British taxpayers will have to pay millions for a special close protection unit for MEPs, despite the country voting to leave the European Union.
The unit of 46 bodyguards will be used to protect dignitaries and facilities and will include a 12-man team to ensure the personal safety of EU President Antonio Tajani.
The Times reported on Friday that the move is part of a £1.7 billion ($2 billion) spending spree by MEPs aimed at beating the budget cuts expected when Britain leaves.
The UK is expected to contribute more than £230 million to what may be the last budget it takes part in, even though it seems to be set to depart.
The “Unit Protection” force will be answerable only to the EU parliament’s administrative wing and will be trained in “high-level technical, psychological and behavioural” skills to carry out their tasks.
“The European Parliament’s costs continue to spiral out of control, now including a private army,” UKIP MEP Jonathan Arnott, who sits on the EU parliamentary budget committee,” told the Times.
“Under Theresa May’s Brexit timetable, we’re likely to still be in the EU in 2018… so the British taxpayer will be footing the bill despite the referendum result.
“Easy ways to cut costs have been ignored year in, year out,” Arnott warned.

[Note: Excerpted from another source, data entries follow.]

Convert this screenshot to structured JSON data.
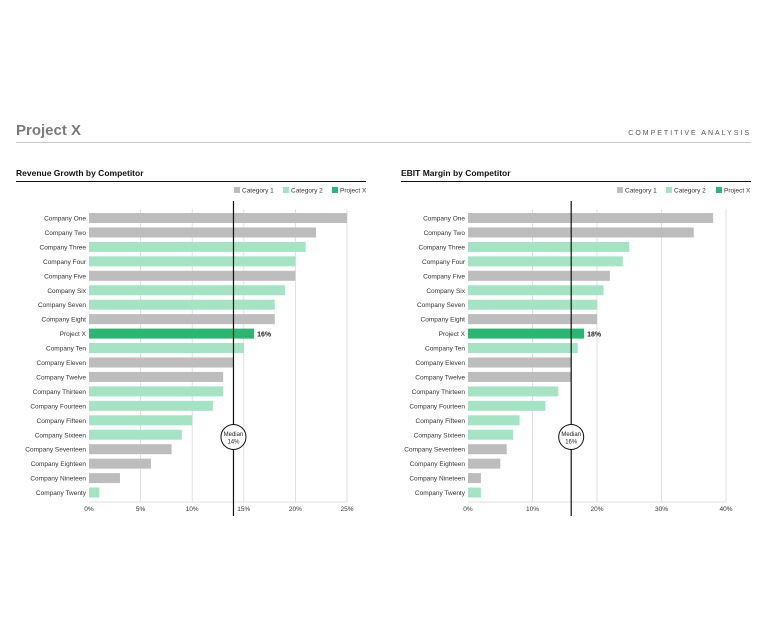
{
  "header": {
    "title": "Project X",
    "subtitle": "COMPETITIVE ANALYSIS"
  },
  "colors": {
    "category_1": "#bdbdbd",
    "category_2": "#a6e3c5",
    "project_x": "#2bb673"
  },
  "chart_data": [
    {
      "type": "bar",
      "orientation": "horizontal",
      "title": "Revenue Growth by Competitor",
      "legend": [
        "Category 1",
        "Category 2",
        "Project X"
      ],
      "legend_position": "top-right",
      "categories": [
        "Company One",
        "Company Two",
        "Company Three",
        "Company Four",
        "Company Five",
        "Company Six",
        "Company Seven",
        "Company Eight",
        "Project X",
        "Company Ten",
        "Company Eleven",
        "Company Twelve",
        "Company Thirteen",
        "Company Fourteen",
        "Company Fifteen",
        "Company Sixteen",
        "Company Seventeen",
        "Company Eighteen",
        "Company Nineteen",
        "Company Twenty"
      ],
      "values": [
        25,
        22,
        21,
        20,
        20,
        19,
        18,
        18,
        16,
        15,
        14,
        13,
        13,
        12,
        10,
        9,
        8,
        6,
        3,
        1
      ],
      "groups": [
        "Category 1",
        "Category 1",
        "Category 2",
        "Category 2",
        "Category 1",
        "Category 2",
        "Category 2",
        "Category 1",
        "Project X",
        "Category 2",
        "Category 1",
        "Category 1",
        "Category 2",
        "Category 2",
        "Category 2",
        "Category 2",
        "Category 1",
        "Category 1",
        "Category 1",
        "Category 2"
      ],
      "highlight_label": "16%",
      "xlim": [
        0,
        25
      ],
      "xticks": [
        "0%",
        "5%",
        "10%",
        "15%",
        "20%",
        "25%"
      ],
      "tick_values": [
        0,
        5,
        10,
        15,
        20,
        25
      ],
      "median": {
        "value": 14,
        "label": "Median",
        "value_label": "14%"
      },
      "grid": true
    },
    {
      "type": "bar",
      "orientation": "horizontal",
      "title": "EBIT Margin by Competitor",
      "legend": [
        "Category 1",
        "Category 2",
        "Project X"
      ],
      "legend_position": "top-right",
      "categories": [
        "Company One",
        "Company Two",
        "Company Three",
        "Company Four",
        "Company Five",
        "Company Six",
        "Company Seven",
        "Company Eight",
        "Project X",
        "Company Ten",
        "Company Eleven",
        "Company Twelve",
        "Company Thirteen",
        "Company Fourteen",
        "Company Fifteen",
        "Company Sixteen",
        "Company Seventeen",
        "Company Eighteen",
        "Company Nineteen",
        "Company Twenty"
      ],
      "values": [
        38,
        35,
        25,
        24,
        22,
        21,
        20,
        20,
        18,
        17,
        16,
        16,
        14,
        12,
        8,
        7,
        6,
        5,
        2,
        2
      ],
      "groups": [
        "Category 1",
        "Category 1",
        "Category 2",
        "Category 2",
        "Category 1",
        "Category 2",
        "Category 2",
        "Category 1",
        "Project X",
        "Category 2",
        "Category 1",
        "Category 1",
        "Category 2",
        "Category 2",
        "Category 2",
        "Category 2",
        "Category 1",
        "Category 1",
        "Category 1",
        "Category 2"
      ],
      "highlight_label": "18%",
      "xlim": [
        0,
        40
      ],
      "xticks": [
        "0%",
        "10%",
        "20%",
        "30%",
        "40%"
      ],
      "tick_values": [
        0,
        10,
        20,
        30,
        40
      ],
      "median": {
        "value": 16,
        "label": "Median",
        "value_label": "16%"
      },
      "grid": true
    }
  ]
}
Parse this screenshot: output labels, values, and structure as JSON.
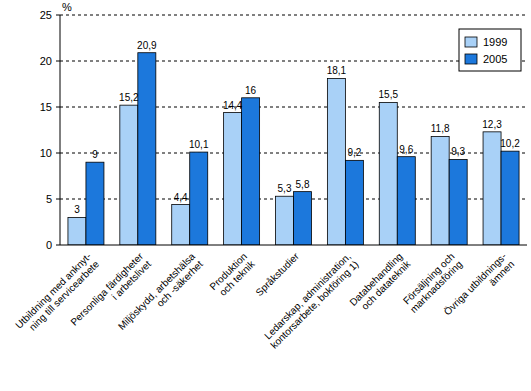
{
  "chart_data": {
    "type": "bar",
    "y_label": "%",
    "categories": [
      "Utbildning med anknyt-\nning till servicearbete",
      "Personliga färdigheter\ni arbetslivet",
      "Miljöskydd, arbetshälsa\noch -säkerhet",
      "Produktion\noch teknik",
      "Språkstudier",
      "Ledarskap, administration,\nkontorsarbete, bokföring 1)",
      "Databehandling\noch datateknik",
      "Försäljning och\nmarknadsföring",
      "Övriga utbildnings-\nämnen"
    ],
    "series": [
      {
        "name": "1999",
        "color": "#a9d1f7",
        "values": [
          3,
          15.2,
          4.4,
          14.4,
          5.3,
          18.1,
          15.5,
          11.8,
          12.3
        ],
        "value_labels": [
          "3",
          "15,2",
          "4,4",
          "14,4",
          "5,3",
          "18,1",
          "15,5",
          "11,8",
          "12,3"
        ]
      },
      {
        "name": "2005",
        "color": "#1c78dc",
        "values": [
          9,
          20.9,
          10.1,
          16,
          5.8,
          9.2,
          9.6,
          9.3,
          10.2
        ],
        "value_labels": [
          "9",
          "20,9",
          "10,1",
          "16",
          "5,8",
          "9,2",
          "9,6",
          "9,3",
          "10,2"
        ]
      }
    ],
    "ylim": [
      0,
      25
    ],
    "yticks": [
      0,
      5,
      10,
      15,
      20,
      25
    ],
    "grid": true,
    "legend": "top-right",
    "data_labels": true
  }
}
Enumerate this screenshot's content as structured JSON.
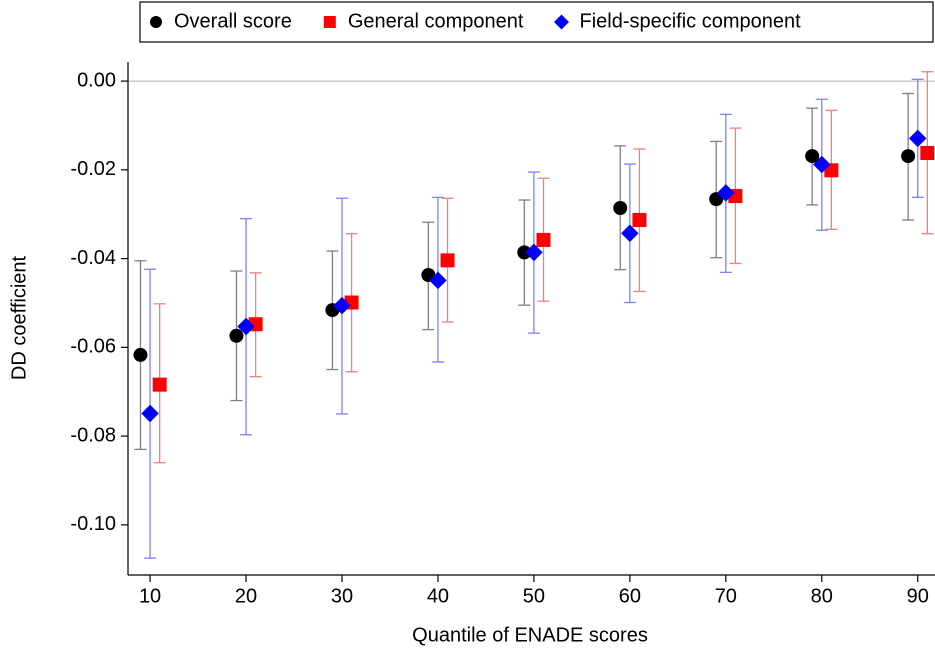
{
  "chart_data": {
    "type": "errorbar",
    "xlabel": "Quantile of ENADE scores",
    "ylabel": "DD coefficient",
    "xlim": [
      7.7,
      91.8
    ],
    "xticks": [
      10,
      20,
      30,
      40,
      50,
      60,
      70,
      80,
      90
    ],
    "ylim": [
      -0.1113,
      0.0043
    ],
    "yticks": [
      {
        "value": 0,
        "label": "0.00"
      },
      {
        "value": -0.02,
        "label": "-0.02"
      },
      {
        "value": -0.04,
        "label": "-0.04"
      },
      {
        "value": -0.06,
        "label": "-0.06"
      },
      {
        "value": -0.08,
        "label": "-0.08"
      },
      {
        "value": -0.1,
        "label": "-0.10"
      }
    ],
    "reference_line": 0,
    "legend": "top",
    "series": [
      {
        "name": "Overall score",
        "color": "#000000",
        "bar_color": "#7f7f7f",
        "marker": "circle",
        "x": [
          9,
          19,
          29,
          39,
          49,
          59,
          69,
          79,
          89
        ],
        "values": [
          -0.0617,
          -0.0574,
          -0.0516,
          -0.0437,
          -0.0386,
          -0.0286,
          -0.0266,
          -0.0169,
          -0.0169
        ],
        "lower": [
          -0.083,
          -0.072,
          -0.065,
          -0.056,
          -0.0505,
          -0.0425,
          -0.0398,
          -0.0279,
          -0.0313
        ],
        "upper": [
          -0.0405,
          -0.0428,
          -0.0383,
          -0.0318,
          -0.0268,
          -0.0146,
          -0.0136,
          -0.0061,
          -0.0028
        ]
      },
      {
        "name": "General component",
        "color": "#ff0000",
        "bar_color": "#f07f7f",
        "marker": "square",
        "x": [
          11,
          21,
          31,
          41,
          51,
          61,
          71,
          81,
          91
        ],
        "values": [
          -0.0684,
          -0.0548,
          -0.0499,
          -0.0404,
          -0.0358,
          -0.0313,
          -0.0259,
          -0.0201,
          -0.0162
        ],
        "lower": [
          -0.086,
          -0.0666,
          -0.0655,
          -0.0543,
          -0.0496,
          -0.0474,
          -0.0411,
          -0.0334,
          -0.0344
        ],
        "upper": [
          -0.0502,
          -0.0432,
          -0.0344,
          -0.0264,
          -0.0219,
          -0.0153,
          -0.0106,
          -0.0066,
          0.0021
        ]
      },
      {
        "name": "Field-specific component",
        "color": "#0000ff",
        "bar_color": "#7f7fff",
        "marker": "diamond",
        "x": [
          10,
          20,
          30,
          40,
          50,
          60,
          70,
          80,
          90
        ],
        "values": [
          -0.0749,
          -0.0553,
          -0.0506,
          -0.0449,
          -0.0386,
          -0.0343,
          -0.0252,
          -0.0188,
          -0.0129
        ],
        "lower": [
          -0.1075,
          -0.0797,
          -0.075,
          -0.0633,
          -0.0568,
          -0.0499,
          -0.0431,
          -0.0336,
          -0.0262
        ],
        "upper": [
          -0.0424,
          -0.031,
          -0.0264,
          -0.0262,
          -0.0205,
          -0.0187,
          -0.0075,
          -0.0041,
          0.0004
        ]
      }
    ]
  }
}
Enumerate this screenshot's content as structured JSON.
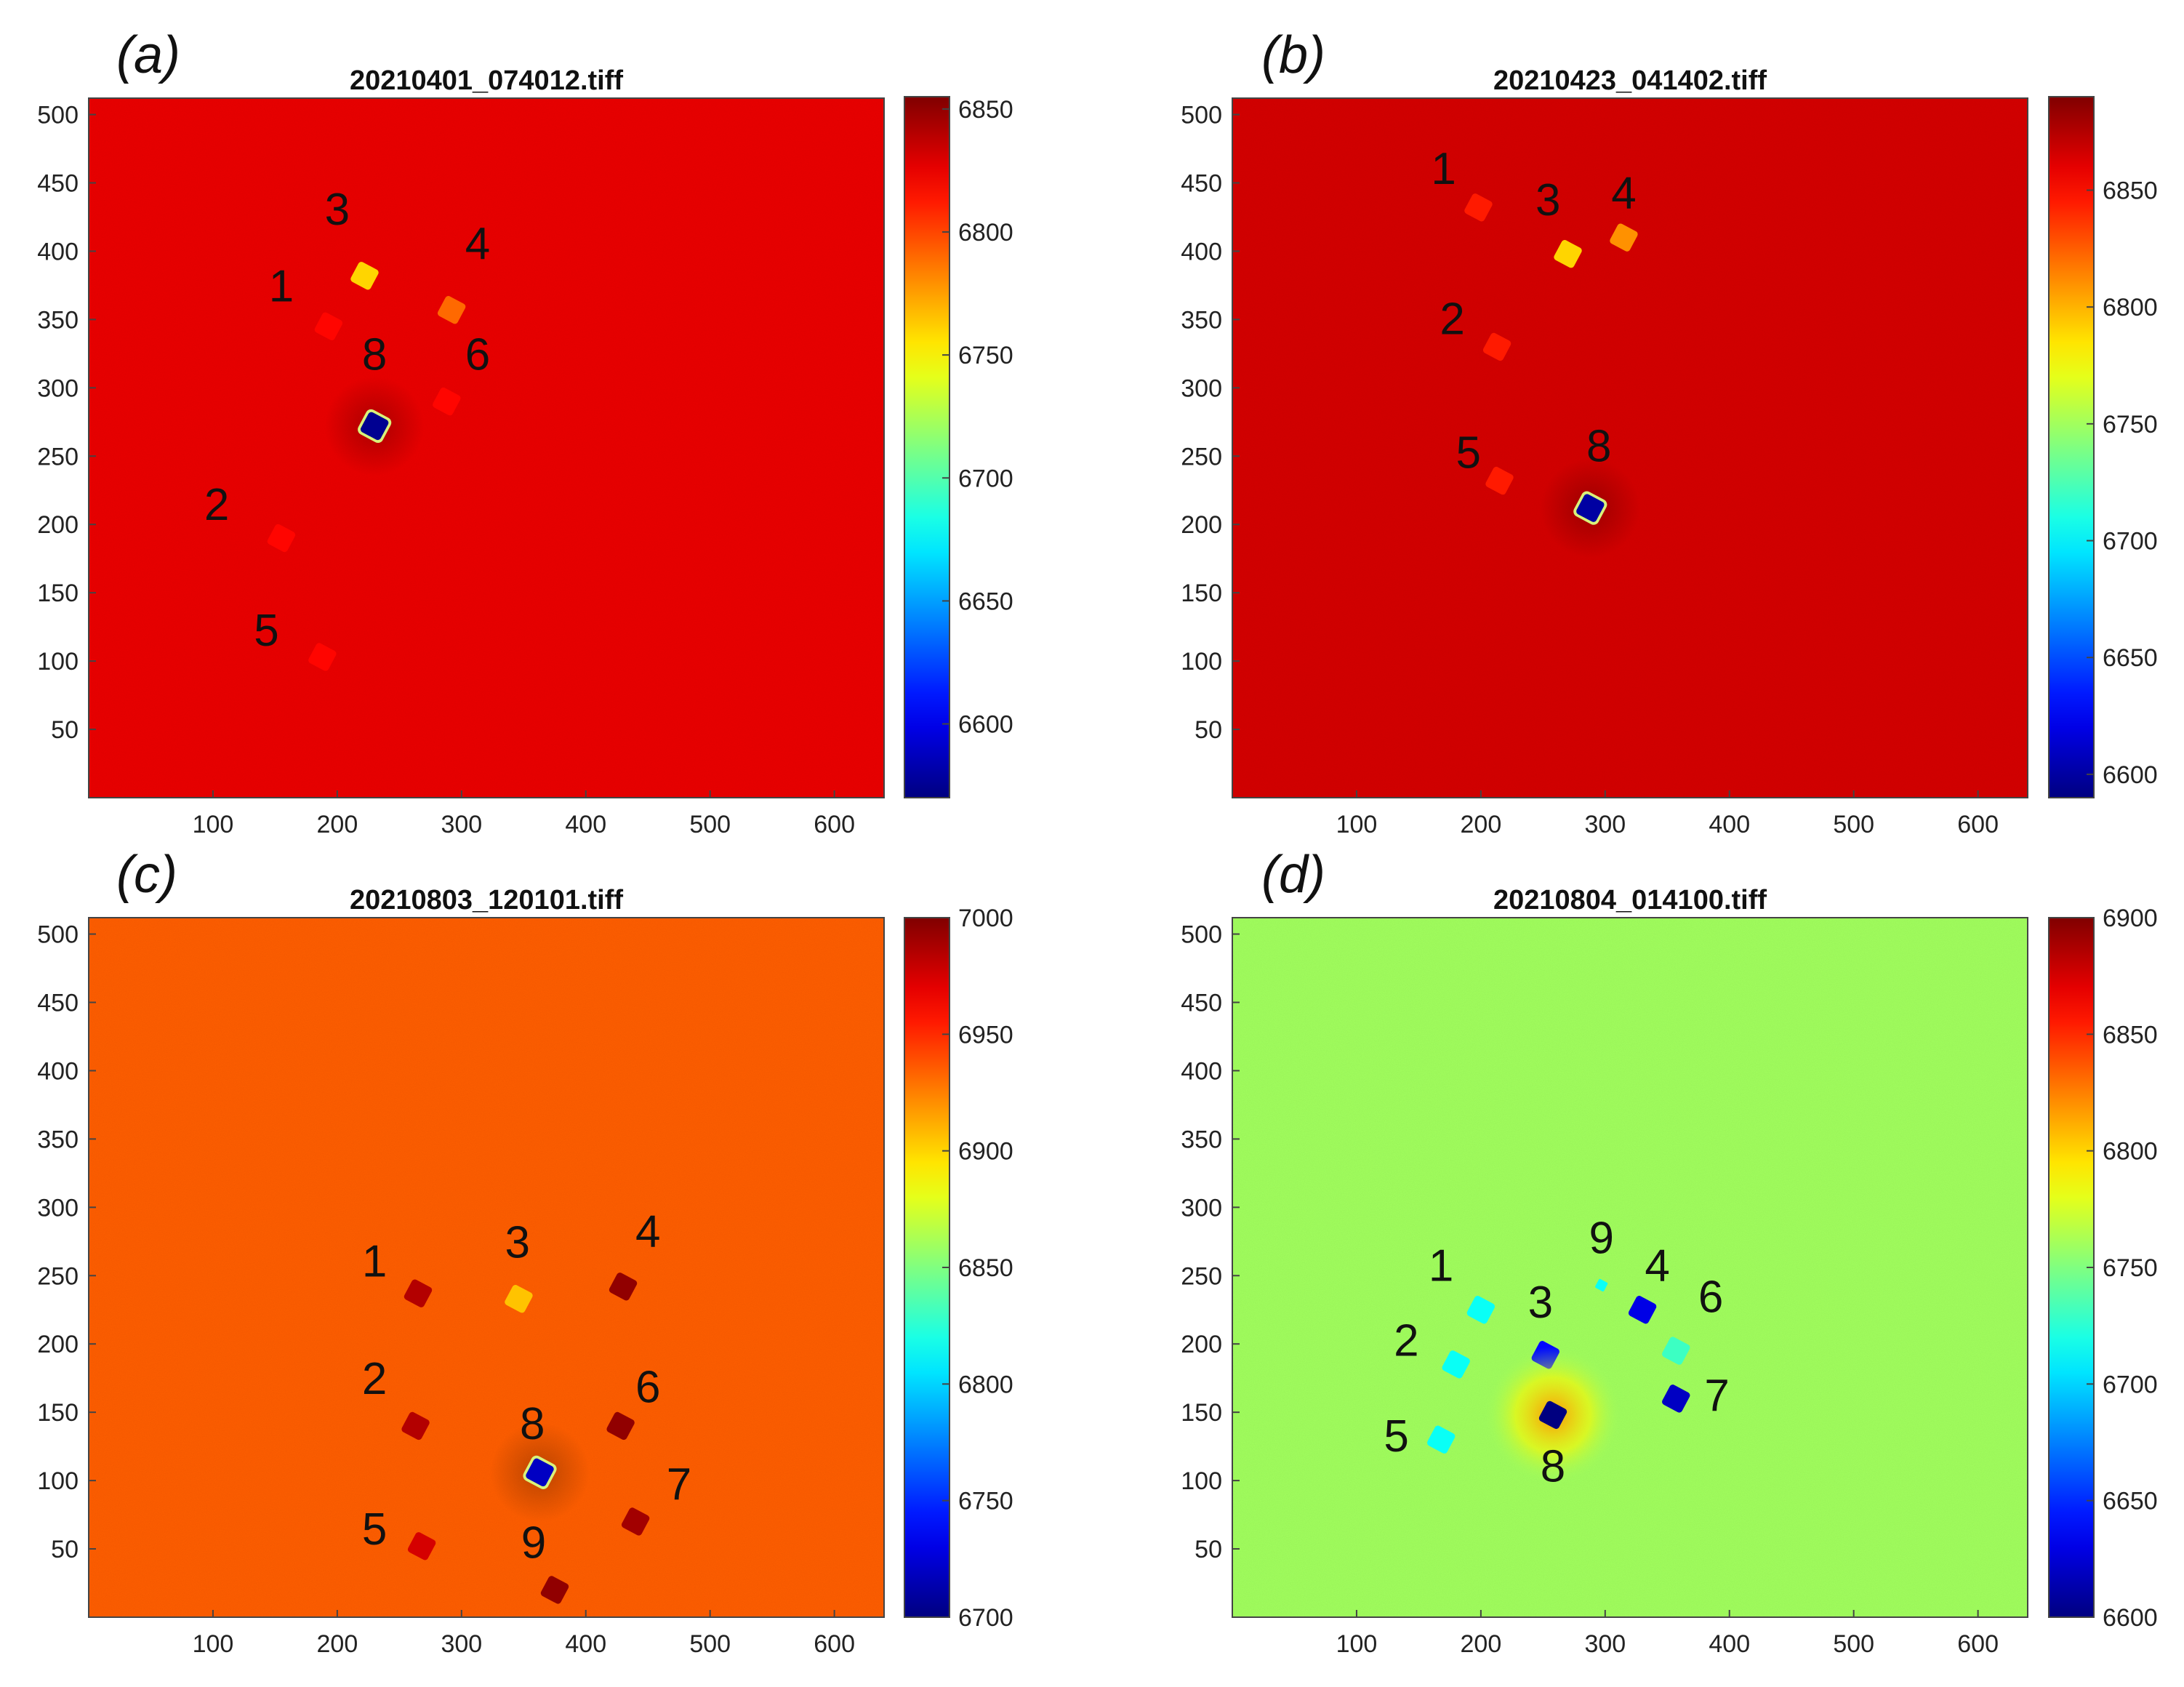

The paper quoted one EU security official who insisted that without a dedicated security detail, the parliament would have to “rely on specialist armed Belgian police units who have highly developed contingency plans to protect EU institution.“
The new guard is expected to cost around £2 million annually and their travel costs to accompany the president across Europe are expected to add a further £1 million.